На летних каникулах он просыпался с петухами и, ворочаясь в постели, не знал, чем себя занять, пока не обнаружил, что Итачи тоже был ранней пташкой. Идя по глухим переулкам, они вдыхали прохладный утренний воздух, пугали мирно ютившихся в густых кронах деревьев птиц, и дразнили местных собак. Сонные улицы тут же просыпались от звонкого лая, наполнялись недовольными криками хозяев, а они, закрывая рты, давясь от смеха, прятались за высокой изгородью. Мокрая трава щекотала щиколотки, а в волосах путались жёлтые и рыжие божьи коровки.
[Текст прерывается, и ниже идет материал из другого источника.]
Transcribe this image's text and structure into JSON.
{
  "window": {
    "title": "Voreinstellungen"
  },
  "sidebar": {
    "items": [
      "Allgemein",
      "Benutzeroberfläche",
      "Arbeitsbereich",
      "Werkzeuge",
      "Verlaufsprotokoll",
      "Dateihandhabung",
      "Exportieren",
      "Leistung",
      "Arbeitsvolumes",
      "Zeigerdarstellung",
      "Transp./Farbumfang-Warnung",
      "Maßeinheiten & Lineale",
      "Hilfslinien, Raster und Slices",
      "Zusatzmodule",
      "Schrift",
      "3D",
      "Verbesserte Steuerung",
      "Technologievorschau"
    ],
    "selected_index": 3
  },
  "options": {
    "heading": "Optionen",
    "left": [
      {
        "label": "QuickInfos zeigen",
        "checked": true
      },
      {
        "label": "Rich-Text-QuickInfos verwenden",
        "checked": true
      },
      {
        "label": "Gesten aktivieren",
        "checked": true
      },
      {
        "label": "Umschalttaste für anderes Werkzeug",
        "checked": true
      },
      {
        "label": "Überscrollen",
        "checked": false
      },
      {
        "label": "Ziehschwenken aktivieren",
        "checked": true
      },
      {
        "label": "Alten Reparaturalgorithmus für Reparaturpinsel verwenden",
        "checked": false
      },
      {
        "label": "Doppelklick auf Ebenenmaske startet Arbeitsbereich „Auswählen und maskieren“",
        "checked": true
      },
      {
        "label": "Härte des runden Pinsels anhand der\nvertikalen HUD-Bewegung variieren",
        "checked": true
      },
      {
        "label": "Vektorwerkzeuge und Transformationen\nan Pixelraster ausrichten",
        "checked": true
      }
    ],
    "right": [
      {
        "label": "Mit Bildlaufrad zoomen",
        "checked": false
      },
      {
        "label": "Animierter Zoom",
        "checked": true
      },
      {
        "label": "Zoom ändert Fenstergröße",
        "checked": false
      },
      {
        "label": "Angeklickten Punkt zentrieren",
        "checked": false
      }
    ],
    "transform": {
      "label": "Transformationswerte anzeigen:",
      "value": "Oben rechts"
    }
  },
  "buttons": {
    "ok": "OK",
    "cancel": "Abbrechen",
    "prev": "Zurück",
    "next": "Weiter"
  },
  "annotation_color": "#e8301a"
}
— Может быть, — хрипловато произнесла Изуми, не отрывая взгляд. Коснувшись холодными пальцами его лба, убрала с лица пружинистую прядь. Ему хотелось, чтобы она на мгновение задержала касание, провела по лицу, губам, тогда он бы нежно перехватил руку и поцеловал каждый пальчик. Изуми подложила ладонь под щеку и прикрыла глаза, — твой широкий нос немного всё портит.
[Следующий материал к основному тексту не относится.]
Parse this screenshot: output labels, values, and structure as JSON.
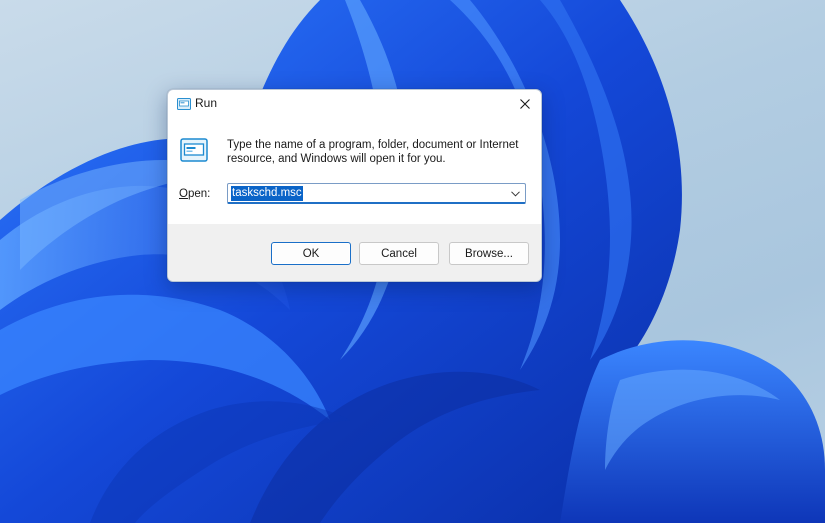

— Придётся делать пластику… Стану похож на айдола, — девушка нахмурила брови, — ну, на тех мальчиков-красавчиков, их крутят по телевизору… такие…с утончёнными лицами.
— Я бы сделала себе грудь, — пролепетала Изуми, слегка улыбнувшись.
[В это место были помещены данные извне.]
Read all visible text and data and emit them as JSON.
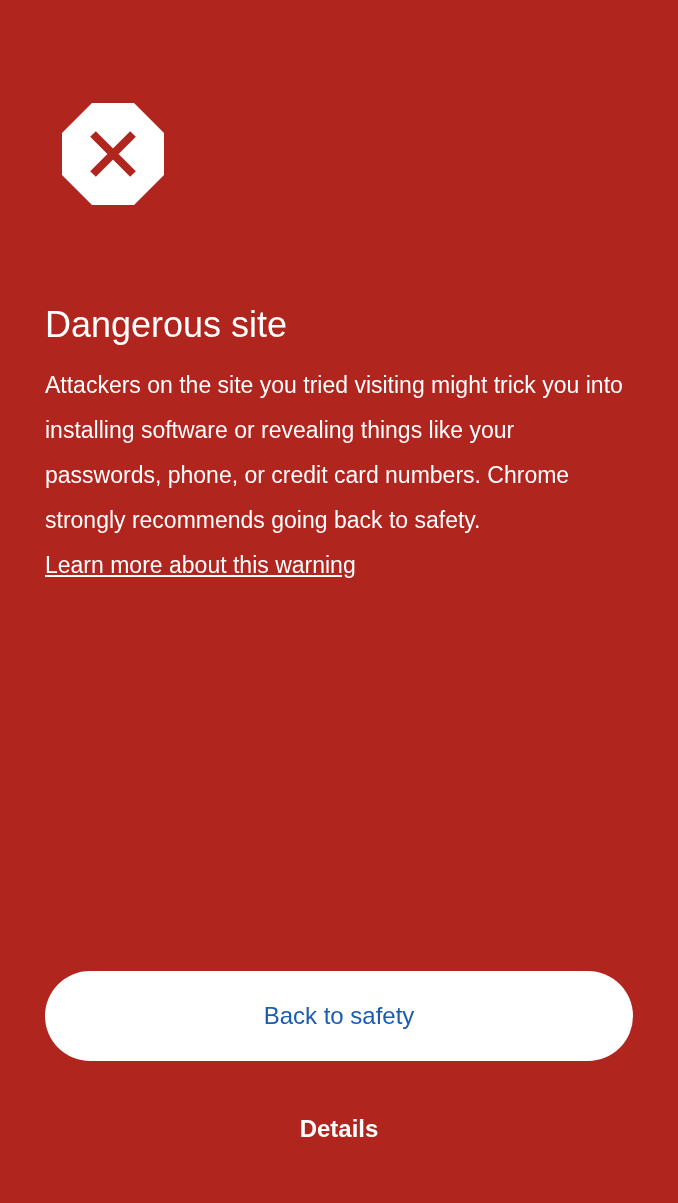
{
  "title": "Dangerous site",
  "body": "Attackers on the site you tried visiting might trick you into installing software or revealing things like your passwords, phone, or credit card numbers. Chrome strongly recommends going back to safety.",
  "link": "Learn more about this warning",
  "primary_button": "Back to safety",
  "secondary_button": "Details"
}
— Мне нравится твоя грудь. Хотя если пойдём вместе, то нам могут сделать скидку, — хохотнул он, и взяв за край съехавшее покрывало, накрыл её острые плечи.
— Тебе нравится моя грудь?
— Да, разве я тебе не говорил. Маленькая — умещается в ладошку, приятно мять, — она дотронулась до неё и сжала. — Я включу свет?
— Да.
Комната тут же осветилась тусклым жёлтым светом ночника.
— Я через несколько дней, может неделю, буду в Кава. Ты сможешь приехать хотя бы на день?
— Не знаю… — вздохнув, протянула Изуми, — если процедуры закончим. Я не могу, как ты — взять и сорваться.
— Я понимаю… Я не давлю. Я бы приехал к тебе, только полдня буду занят.
— Тогда зачем зовёшь, если будешь на работе, — улыбнулась она, почесав нос.
— Только до обеда занят…— уточнил Шисуи, пройдясь большим пальцем по её губам. — Я мог бы встретить тебя утром на вокзале, затем отвезти в гостиницу. Ты могла бы выспаться или же прогуляться по городу. Очень, кстати, красивому, есть что посмотреть.
— Я знаю, была там.
— Была? С кем? — удивился он, слегка приподнявшись.
— С папой. Он там жил какое-то время. Я сдавала вступительные, а на обратном пути заехала в Кава. Маме сказала, что на поезд опоздала.
— Поверила?
— Не знаю, — пожав плечами, продолжила она.— Может, сделала вид, что поверила. Но по-моему счастливому лицу, скорее всего, догадалась… Сказала только, чтобы внимательнее была. Мама хотела, чтобы я ненавидела отца. Всякое о нём рассказывала, но я…— она перевернулась на спину, и сложив руки на груди, устремила взгляд в потолок и замолчала. Шисуи положил голову на согнутую в локте руку и, смотря на неё, не решался вставить слово. Она так редко говорила об отце и о своих детских переживаниях с ним, что он опасался затрагивать эту тему, боялся ненароком разбередить рану. Что в детстве, что сейчас — она прятала всё в себе, оберегала свою боль и плакала, когда он вскрывал тайничок. Изуми вдохнула больше воздуха и шумно выдохнув, тихо, полушёпотом, словно боялась, что её услышат, произнесла, — а я люблю его, несмотря ни на что. Хоть мы не общаемся… особо. Я его уже давно не видела.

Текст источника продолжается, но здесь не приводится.